Provably Efficient Kernelized Q-Learning

TL;DR

This paper introduces a kernelized Q-learning algorithm with regret bounds for various kernels, demonstrating strong empirical performance on control tasks, especially with Gaussian RBF kernels, outperforming deep Q-learning in early training stages.

Contribution

It develops a theoretically grounded kernelized Q-learning method with regret bounds applicable to arbitrary kernels, including linear and Gaussian RBF, and validates its effectiveness empirically.

Findings

Regret bounds derived for linear and Gaussian RBF kernels.

Algorithm performs well on control tasks with early convergence.

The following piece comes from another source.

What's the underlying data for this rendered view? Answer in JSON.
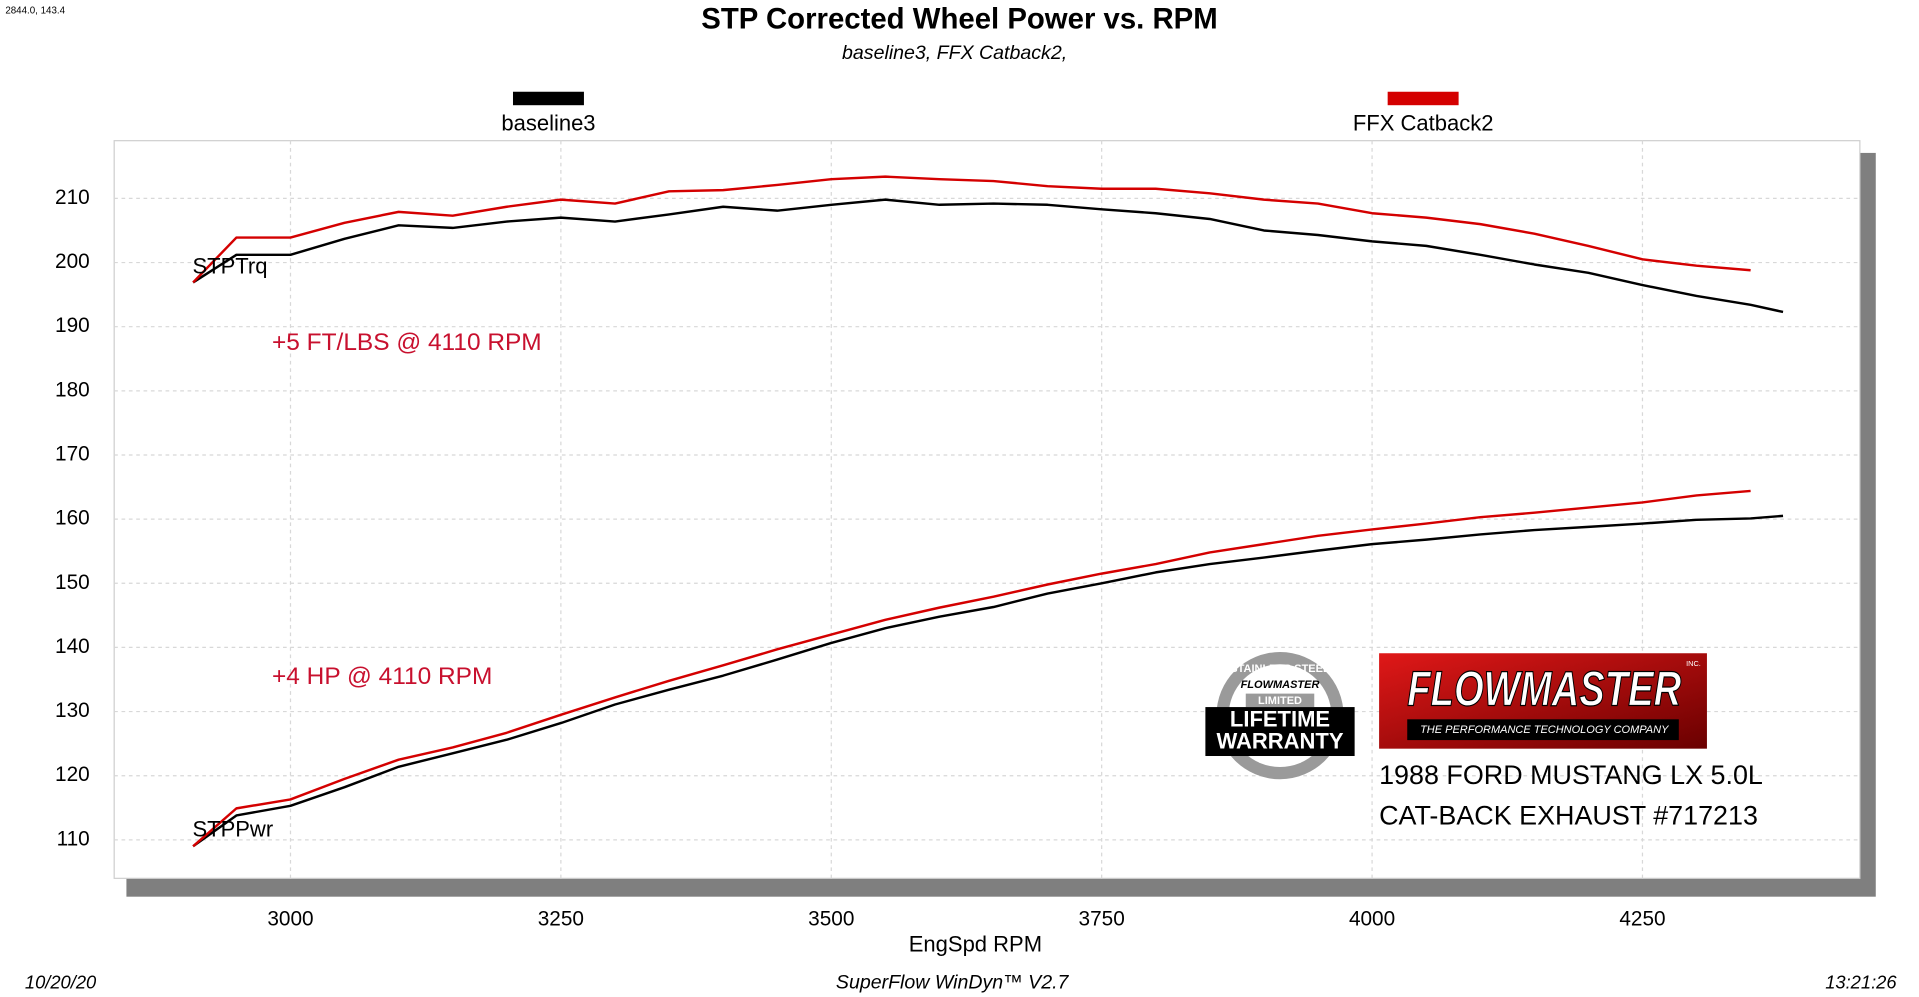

Gaussian RBF kernel outperforms deep Q-learning in initial training phase.

Abstract

We propose and analyze a kernelized version of Q-learning. Although a kernel space is typically infinite-dimensional, extensive study has shown that generalization is only affected by the effective dimension of the data. We incorporate such ideas into the Q-learning framework and derive regret bounds for arbitrary kernels. In particular, we provide concrete bounds for linear kernels and Gaussian RBF kernels; notably, the latter bound looks almost identical to the former, only that the actual dimension is replaced by a different notion of dimensionality. Finally, we test our algorithm on a suite of classic control tasks; remarkably, under the Gaussian RBF kernel, it achieves reasonably good performance after only 1000 environmental steps, while its neural network counterpart, deep Q-learning, still struggles.